Various comments passed back and forth until one made by a local CAMRA member, who works in the hop industry explained that he’d heard Roger Ryman describe at a conference that, over the years, he had gradually updated all of the older St Austell recipes, by making them more hop-forward, in order to give then a more modern feel.  This would make sense, as well as accounting for the change in flavour and make up of HSD, that our other friend had noticed.
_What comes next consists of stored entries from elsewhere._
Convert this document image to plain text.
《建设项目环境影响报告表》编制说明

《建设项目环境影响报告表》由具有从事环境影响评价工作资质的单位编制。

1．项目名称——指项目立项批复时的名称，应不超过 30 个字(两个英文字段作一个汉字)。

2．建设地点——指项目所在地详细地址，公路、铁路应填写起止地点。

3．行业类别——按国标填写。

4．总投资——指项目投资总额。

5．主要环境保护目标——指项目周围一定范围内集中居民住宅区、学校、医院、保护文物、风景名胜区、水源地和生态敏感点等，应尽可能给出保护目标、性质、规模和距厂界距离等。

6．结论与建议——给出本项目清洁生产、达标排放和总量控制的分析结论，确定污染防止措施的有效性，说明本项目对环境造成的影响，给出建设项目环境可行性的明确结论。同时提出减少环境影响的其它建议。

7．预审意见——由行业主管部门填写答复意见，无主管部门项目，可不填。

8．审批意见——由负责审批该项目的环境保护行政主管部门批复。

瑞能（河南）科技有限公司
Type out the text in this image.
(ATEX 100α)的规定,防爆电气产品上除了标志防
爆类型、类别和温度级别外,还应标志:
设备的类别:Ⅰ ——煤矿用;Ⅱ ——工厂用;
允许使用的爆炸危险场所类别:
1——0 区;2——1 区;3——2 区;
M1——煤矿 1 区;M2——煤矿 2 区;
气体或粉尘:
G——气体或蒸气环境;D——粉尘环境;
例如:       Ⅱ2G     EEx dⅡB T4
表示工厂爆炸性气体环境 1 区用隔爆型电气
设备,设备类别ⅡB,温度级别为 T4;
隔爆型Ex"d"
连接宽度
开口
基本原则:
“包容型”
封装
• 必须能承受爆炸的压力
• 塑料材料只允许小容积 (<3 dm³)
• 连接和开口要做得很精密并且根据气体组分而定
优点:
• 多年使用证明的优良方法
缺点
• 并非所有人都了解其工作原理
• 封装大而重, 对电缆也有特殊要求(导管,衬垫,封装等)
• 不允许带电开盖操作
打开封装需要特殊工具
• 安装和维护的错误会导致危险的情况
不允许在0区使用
Nelson landlord Matt, had acquired several casks of HSD, and the beer is still shown as “on sale” on the Real Ale Finder App. Given the transport logistics between Cornwall and Kent, it made perfect sense for Matt to order a number of casks, and judging by the subsequent, and very positive feedback, it was a gamble well worth taking. Finally, for those of us who might not have tasted HSD for a long period of time, it afforded the perfect excuse of renewing our acquaintance with this, perhaps, slightly older style of cask beer, albeit with a more modern twist.